Travel demand appears to be roaring back.

Online bookings sites Booking Holdings, Expedia and Airbnb all reported better-than-expected quarterly results buoyed by increased travel activity over their recent quarters. Booking posted a 77% increase in gross bookings, while Airbnb recorded a 280% in net income. Expedia said its own above-consensus results were tied to high demand in its home-rental segment VRBO and increased domestic travel.

CNBC's "Trading Nation" asked its traders which stock they back right now.

"I do prefer Expedia as a trade," said Jeff Kilburg, chief investment officer at Sanctuary Wealth, on Thursday before the earnings release. "You're booking hotels, you're booking cars, you're booking airfare, I'm a user myself… I think we're optimistic about the whole space but specifically Expedia has got the opportunity to move higher as we see demand come back."

Kilburg says a move above $163 would make him even more constructive on the name. This is his buy target level. It traded Thursday near $158.

In a follow-up email to CNBC, Kilburg said, "Pent-up demand in the travel marketplace translated into a big beat for Expedia. This is about as optimistic of an earnings report this bull could have hoped for."

JC O'Hara, chief market technician at MKM Partners, is betting on Airbnb instead.

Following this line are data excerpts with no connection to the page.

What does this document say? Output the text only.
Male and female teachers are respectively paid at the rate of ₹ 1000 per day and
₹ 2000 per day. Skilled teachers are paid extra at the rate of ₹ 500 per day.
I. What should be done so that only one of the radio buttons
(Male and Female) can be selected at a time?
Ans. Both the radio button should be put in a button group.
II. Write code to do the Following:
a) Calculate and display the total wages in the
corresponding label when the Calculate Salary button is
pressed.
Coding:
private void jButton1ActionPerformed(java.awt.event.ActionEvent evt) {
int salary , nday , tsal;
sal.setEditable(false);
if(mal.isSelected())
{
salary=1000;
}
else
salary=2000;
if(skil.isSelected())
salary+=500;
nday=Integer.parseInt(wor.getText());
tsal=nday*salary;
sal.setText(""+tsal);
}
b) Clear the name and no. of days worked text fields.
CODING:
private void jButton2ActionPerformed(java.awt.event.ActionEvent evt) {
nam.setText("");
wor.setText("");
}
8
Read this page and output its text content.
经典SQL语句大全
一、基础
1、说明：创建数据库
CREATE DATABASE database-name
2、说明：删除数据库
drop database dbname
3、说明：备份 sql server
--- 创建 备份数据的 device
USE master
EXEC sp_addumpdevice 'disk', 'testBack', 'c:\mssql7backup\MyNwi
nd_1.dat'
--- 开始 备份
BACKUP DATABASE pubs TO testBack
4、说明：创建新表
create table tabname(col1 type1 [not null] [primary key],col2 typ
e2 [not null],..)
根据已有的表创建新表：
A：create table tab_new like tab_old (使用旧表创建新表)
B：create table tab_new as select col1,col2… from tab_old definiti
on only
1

"This is the fourth quarterly report that we will receive from the company so we finally have enough fundamental data to spot earning trends. The company IPO'd roughly a year ago so we finally have enough pricing data to spot technical trends," he said during the same interview.

He highlights $130 as a key technical level, one he says "has been defended by the bulls time and time again."

Over the past several months, though, the stock has been stuck in a sideways consolidation pattern, he says. If it can break out of that range, O'Hara targets a move back to $200. It traded Thursday at $178.